The first time I saw the name Reckong Peo on a map of Himachal Pradesh, it held my attention. It seemed like a land so far off in a corner of the world, that god knows how one would get there. It seemed mysterious. I conjured up an image of a dusty frontier town with a token government office and a little market for the villages in Kinnaur. One of those towns from the stories and legends of the Silk Road.
When one is roughing it out on the dusty parts of the Hindustan-Tibet road, with the mighty Sutlej running deep on one side, and one sees the road-sign pointing to ‘Peo’ (yes, the town has a nickname!); one wouldn’t expect what’s coming.
As we climb, the dusty valley floor turns to bush and shrub, lush greens and coniferous pines within three turns. Each hairpin teases us a little more; there seems to be something opening up on the hills across the valley. Then, suddenly you catch a glimpse of white! It is the snow-line! The dizzying heights of permanent snow!
In open-mouthed gaping wonder we strain our necks to see more and more of this. Whilst we’re so occupied, we arrive smack in the middle of Peo market. Suddenly there are scores of shops, many vehicles and even traffic cops! Dazed for a moment, we stand in the middle of the square blocking traffic. A sharp whistle and gestures from the cop get us moving and we park to the side.
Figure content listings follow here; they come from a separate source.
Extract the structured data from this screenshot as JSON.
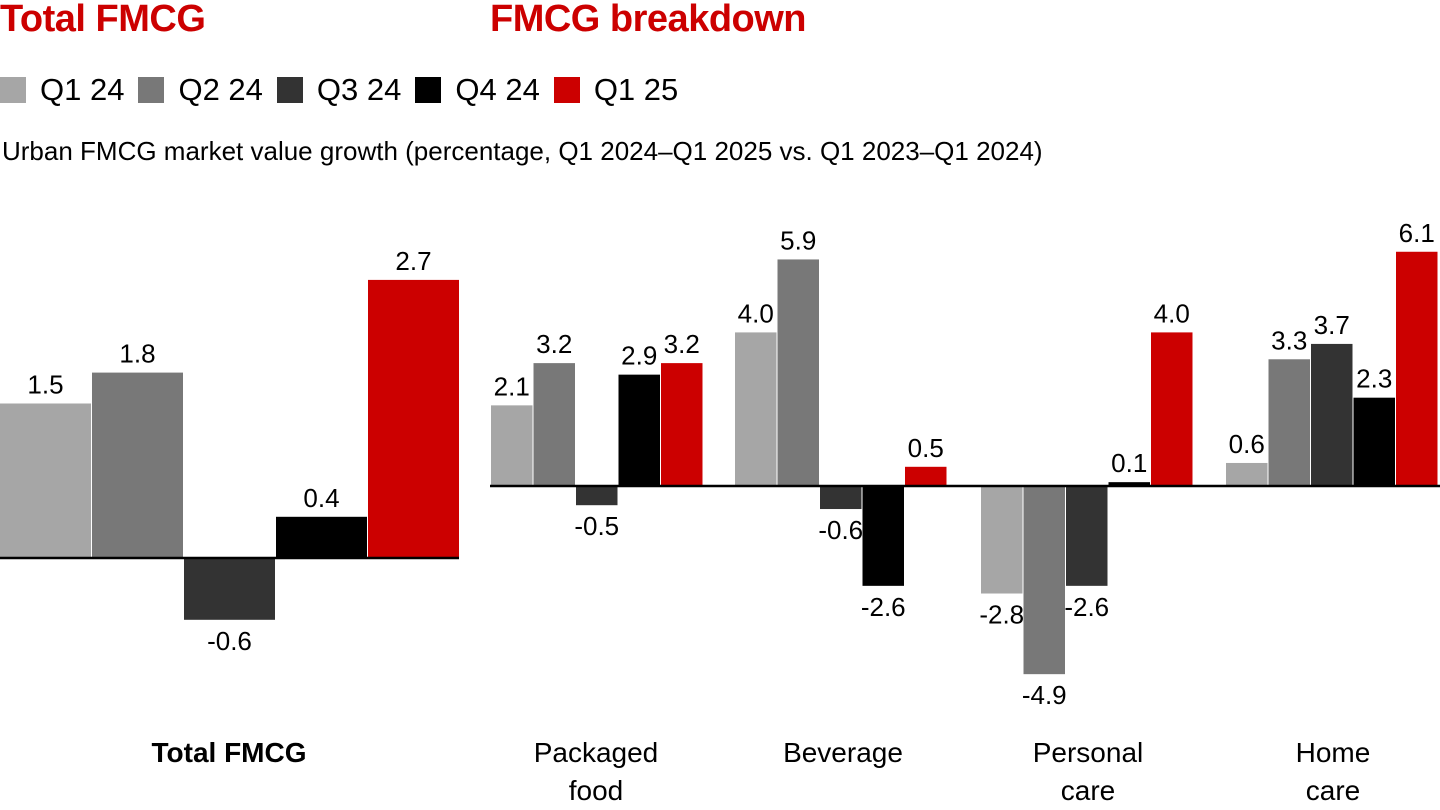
{
  "titles": {
    "left": "Total FMCG",
    "right": "FMCG breakdown"
  },
  "subtitle": "Urban FMCG market value growth (percentage, Q1 2024–Q1 2025 vs. Q1 2023–Q1 2024)",
  "legend": [
    {
      "label": "Q1 24",
      "color": "#a6a6a6"
    },
    {
      "label": "Q2 24",
      "color": "#787878"
    },
    {
      "label": "Q3 24",
      "color": "#333333"
    },
    {
      "label": "Q4 24",
      "color": "#000000"
    },
    {
      "label": "Q1 25",
      "color": "#cc0000"
    }
  ],
  "chart_data": [
    {
      "type": "bar",
      "title": "Total FMCG",
      "categories": [
        "Total FMCG"
      ],
      "series": [
        {
          "name": "Q1 24",
          "values": [
            1.5
          ]
        },
        {
          "name": "Q2 24",
          "values": [
            1.8
          ]
        },
        {
          "name": "Q3 24",
          "values": [
            -0.6
          ]
        },
        {
          "name": "Q4 24",
          "values": [
            0.4
          ]
        },
        {
          "name": "Q1 25",
          "values": [
            2.7
          ]
        }
      ],
      "xlabel": "",
      "ylabel": "Urban FMCG market value growth (%)",
      "grid": false,
      "legend": "top-left"
    },
    {
      "type": "bar",
      "title": "FMCG breakdown",
      "categories": [
        "Packaged food",
        "Beverage",
        "Personal care",
        "Home care"
      ],
      "category_lines": [
        [
          "Packaged",
          "food"
        ],
        [
          "Beverage"
        ],
        [
          "Personal",
          "care"
        ],
        [
          "Home",
          "care"
        ]
      ],
      "series": [
        {
          "name": "Q1 24",
          "values": [
            2.1,
            4.0,
            -2.8,
            0.6
          ]
        },
        {
          "name": "Q2 24",
          "values": [
            3.2,
            5.9,
            -4.9,
            3.3
          ]
        },
        {
          "name": "Q3 24",
          "values": [
            -0.5,
            -0.6,
            -2.6,
            3.7
          ]
        },
        {
          "name": "Q4 24",
          "values": [
            2.9,
            -2.6,
            0.1,
            2.3
          ]
        },
        {
          "name": "Q1 25",
          "values": [
            3.2,
            0.5,
            4.0,
            6.1
          ]
        }
      ],
      "xlabel": "",
      "ylabel": "Urban FMCG market value growth (%)",
      "grid": false,
      "legend": "top-left"
    }
  ]
}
So this is the district headquarters of Kinnaur, Reckong Peo. I was right in one sense, it is the market and trading place of the region. What I did not expect was modernization. Concrete has come and brought some of its monotony here; sort of a small town mall and shopping complexes that you’d find in urban India; plenty of government offices and buildings. But, this is where you resupply! And we’re thankful for the mechanics, fuel station, batteries, hardware shops, ropes and fried food.